Pudlaa (Spicy Crepes)
2 cups chickpea flour
2 teaspoon mithu (salt)
¼ teaspoon hardar (turmeric)
¼ teaspoon hing (asafetida)
½ teaspoon marchu (cayenne pepper)
1 kaandaa (onions), finely chopped
3 lila marchaa (green chilies), finely chopped
as needed pani (water)
1. Mix the flour, salt, turmeric, asafetida & cayenne pepper. Add a little water to make a thick smooth paste, making sure that all the lumps are broken up. Add additional water, thinning out the dough to a pour-able batter
2. Add the onions and chilies.
3. Heat a heavy-bottomed skillet on high heat. Once hot, reduce the heat to medium. Make a soft spatula by folding a sheet of paper towel four-fold. Dip it in a bowl of water.

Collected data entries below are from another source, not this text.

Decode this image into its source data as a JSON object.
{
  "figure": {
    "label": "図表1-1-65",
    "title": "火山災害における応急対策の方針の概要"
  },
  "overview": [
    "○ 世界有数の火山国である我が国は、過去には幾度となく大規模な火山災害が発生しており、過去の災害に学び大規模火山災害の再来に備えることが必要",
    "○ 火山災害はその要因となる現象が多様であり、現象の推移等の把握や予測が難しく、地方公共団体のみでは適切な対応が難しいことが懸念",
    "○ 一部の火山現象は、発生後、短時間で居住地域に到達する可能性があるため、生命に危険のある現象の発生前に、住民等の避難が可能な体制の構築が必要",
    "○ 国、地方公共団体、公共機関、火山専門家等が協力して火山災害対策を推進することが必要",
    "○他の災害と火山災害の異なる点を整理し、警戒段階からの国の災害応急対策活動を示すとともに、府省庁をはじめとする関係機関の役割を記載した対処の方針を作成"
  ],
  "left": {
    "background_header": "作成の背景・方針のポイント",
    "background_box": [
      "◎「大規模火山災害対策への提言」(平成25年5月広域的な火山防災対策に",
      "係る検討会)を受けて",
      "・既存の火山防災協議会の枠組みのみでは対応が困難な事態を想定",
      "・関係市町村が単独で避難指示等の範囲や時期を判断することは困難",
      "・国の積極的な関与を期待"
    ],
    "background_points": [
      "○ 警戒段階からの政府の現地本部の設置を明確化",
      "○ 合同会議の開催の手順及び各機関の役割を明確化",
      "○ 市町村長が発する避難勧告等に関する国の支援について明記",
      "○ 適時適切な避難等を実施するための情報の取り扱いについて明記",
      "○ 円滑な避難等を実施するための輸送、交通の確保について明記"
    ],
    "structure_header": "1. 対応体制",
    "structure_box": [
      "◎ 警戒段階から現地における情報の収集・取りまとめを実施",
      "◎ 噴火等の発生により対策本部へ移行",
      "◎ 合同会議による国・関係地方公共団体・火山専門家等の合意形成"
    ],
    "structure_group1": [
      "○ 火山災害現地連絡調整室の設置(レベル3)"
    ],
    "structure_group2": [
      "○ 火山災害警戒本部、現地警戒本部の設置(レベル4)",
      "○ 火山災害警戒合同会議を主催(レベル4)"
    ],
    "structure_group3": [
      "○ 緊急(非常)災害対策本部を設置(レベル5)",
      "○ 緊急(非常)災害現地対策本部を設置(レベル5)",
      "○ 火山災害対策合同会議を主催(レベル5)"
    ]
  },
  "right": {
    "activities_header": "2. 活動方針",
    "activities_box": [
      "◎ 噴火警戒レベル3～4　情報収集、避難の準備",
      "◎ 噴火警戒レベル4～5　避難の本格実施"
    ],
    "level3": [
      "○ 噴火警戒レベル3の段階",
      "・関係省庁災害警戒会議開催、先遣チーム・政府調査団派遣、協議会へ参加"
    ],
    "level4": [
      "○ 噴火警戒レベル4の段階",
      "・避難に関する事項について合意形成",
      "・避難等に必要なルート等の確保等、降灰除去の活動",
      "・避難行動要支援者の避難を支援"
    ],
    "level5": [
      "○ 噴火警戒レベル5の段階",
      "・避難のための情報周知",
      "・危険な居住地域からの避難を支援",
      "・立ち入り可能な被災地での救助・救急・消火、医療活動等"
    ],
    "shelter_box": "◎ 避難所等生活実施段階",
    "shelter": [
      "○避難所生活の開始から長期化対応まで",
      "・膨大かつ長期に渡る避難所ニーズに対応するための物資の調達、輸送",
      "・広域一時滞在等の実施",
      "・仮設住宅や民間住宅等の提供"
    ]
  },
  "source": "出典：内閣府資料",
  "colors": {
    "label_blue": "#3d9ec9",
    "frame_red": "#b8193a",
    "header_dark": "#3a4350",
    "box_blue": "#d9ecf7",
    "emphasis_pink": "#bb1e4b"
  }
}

4. Brush on a light layer of oil on the skillet. With a large spoon, ladle out the batter onto the skillet making a 10" circle. Gradually spiral down to the center pouring the batter all the time. Take the wet paper spatula and even out the batter to a uniformly thin crepe. Within just a few seconds, you should be able to separate this crepe, or pudlaa, from the skillet with a regular spatula. Go all around to loosen the pudla and turn it over on the skillet. Lightly brush the top with some oil. Keep checking the underside, waiting for light speckles. Remove and serve hot with a green chutni, date chutni or sweet and sour pickles.